For each MCP server, present:

MCP: [server-name]
  Tools exposed: XX
  Baseline cost: ~X,XXX tokens (loaded every message in every project)
  Used in: [all projects / specific projects / unknown — ask user]

  Options:
  a) Keep global (if used across many projects)
  b) Move to project-level (if used in 1-2 projects)
     ⚠️  REQUIRES: add to [project]/.claude.json BEFORE removing from global
  c) Disable (if rarely used — user can re-enable on demand)
  d) No change

Ask the user which option for each MCP server individually. Do NOT batch this decision.

Step 7: Savings Summary

POTENTIAL SAVINGS:
  🟢 Safe cuts:     ~X,XXX tokens/message (no risk)
  🟡 Moderate cuts: ~X,XXX tokens/message (minor behavior changes)
  🔴 High-risk cuts: ~X,XXX tokens/message (functionality loss)

  If you apply 🟢 only: ~X,XXX tokens saved/message
  If you apply 🟢+🟡:   ~X,XXX tokens saved/message
  If you apply all:      ~X,XXX tokens saved/message

  Over 100 messages/day, 🟢 alone saves ~X,XXX,XXX tokens/day

Step 8: Apply (Only If User Asks)

Do NOT offer to apply changes until the user has seen the full report and explicitly asks you to make changes.
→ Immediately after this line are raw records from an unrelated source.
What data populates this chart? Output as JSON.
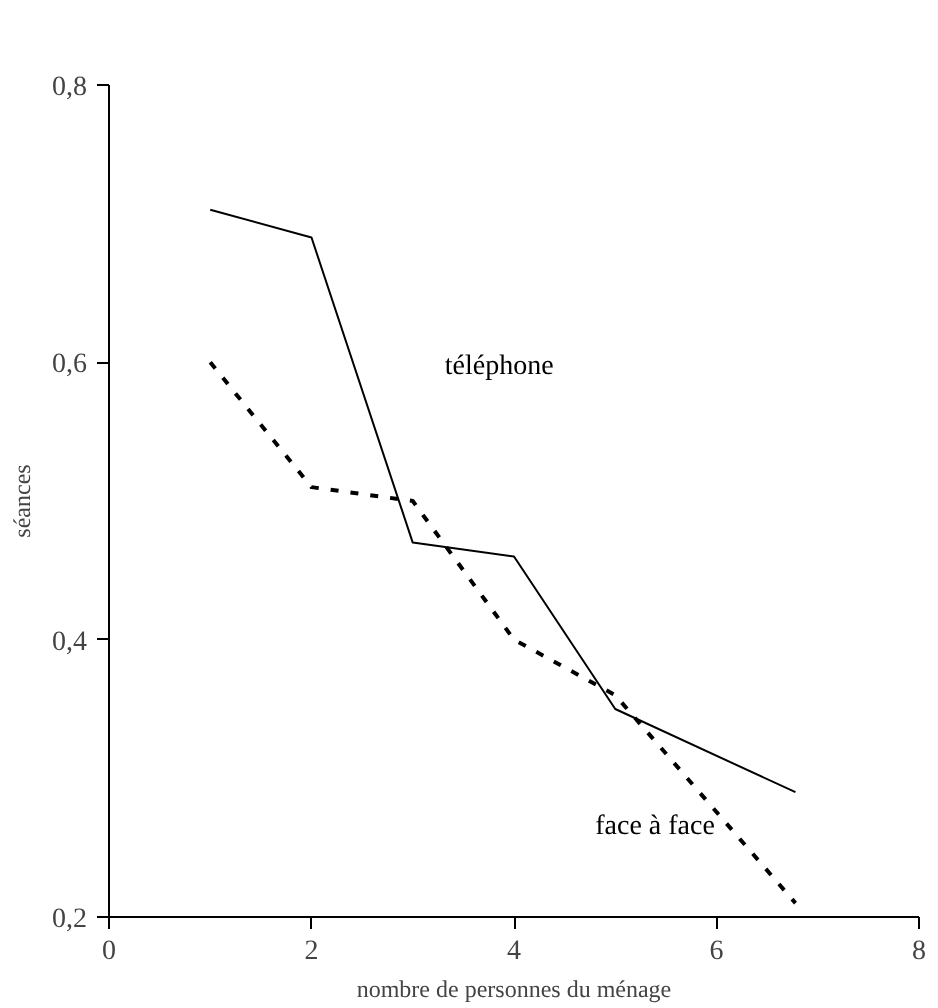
{
  "chart_data": {
    "type": "line",
    "xlabel": "nombre de personnes du ménage",
    "ylabel": "séances",
    "xlim": [
      0,
      8
    ],
    "xticks": [
      0,
      2,
      4,
      6,
      8
    ],
    "ylim": [
      0.2,
      0.8
    ],
    "yticks": [
      {
        "value": 0.2,
        "label": "0,2"
      },
      {
        "value": 0.4,
        "label": "0,4"
      },
      {
        "value": 0.6,
        "label": "0,6"
      },
      {
        "value": 0.8,
        "label": "0,8"
      }
    ],
    "grid": false,
    "marker": "none",
    "series": [
      {
        "name": "téléphone",
        "color": "#000000",
        "line_style": "solid",
        "x": [
          1,
          2,
          3,
          4,
          5,
          6.78
        ],
        "values": [
          0.71,
          0.69,
          0.47,
          0.46,
          0.35,
          0.29
        ]
      },
      {
        "name": "face à face",
        "color": "#000000",
        "line_style": "dashed",
        "x": [
          1,
          2,
          3,
          4,
          5,
          6.78
        ],
        "values": [
          0.6,
          0.51,
          0.5,
          0.4,
          0.36,
          0.21
        ]
      }
    ]
  }
}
When they do:

Back up everything first (settings.json, CLAUDE.md files)
Apply one change at a time
After each change, confirm it worked:
- For settings.json: validate JSON
- For CLAUDE.md: show the diff
- For MCP moves: verify the server loads in the target project
After all changes, show the new total and the reduction

If something breaks, restore from backup:

# List backups
ls -la ~/.claude/*.bak.* 2>/dev/null
# Restore (user picks which)
cp ~/.claude/settings.json.bak.TIMESTAMP ~/.claude/settings.json

Rules

Report first, act never (unless asked). Default is measurement, not modification.
Never cut behavioral CLAUDE.md sections. They're config, not bloat.
Risk-classify every recommendation. The user decides their risk tolerance.
One MCP decision at a time. Never batch "move all these to project-level."
Validate JSON after every settings.json edit. Broken JSON = broken Claude Code.
Show diffs for every CLAUDE.md edit. Never silently rewrite content.
Moving an MCP server is a 2-step process: add to destination FIRST, then remove from source. Never just remove.
If you can't measure something precisely, say "estimated" and explain your method.
Be aggressive with recommendations but conservative with actions.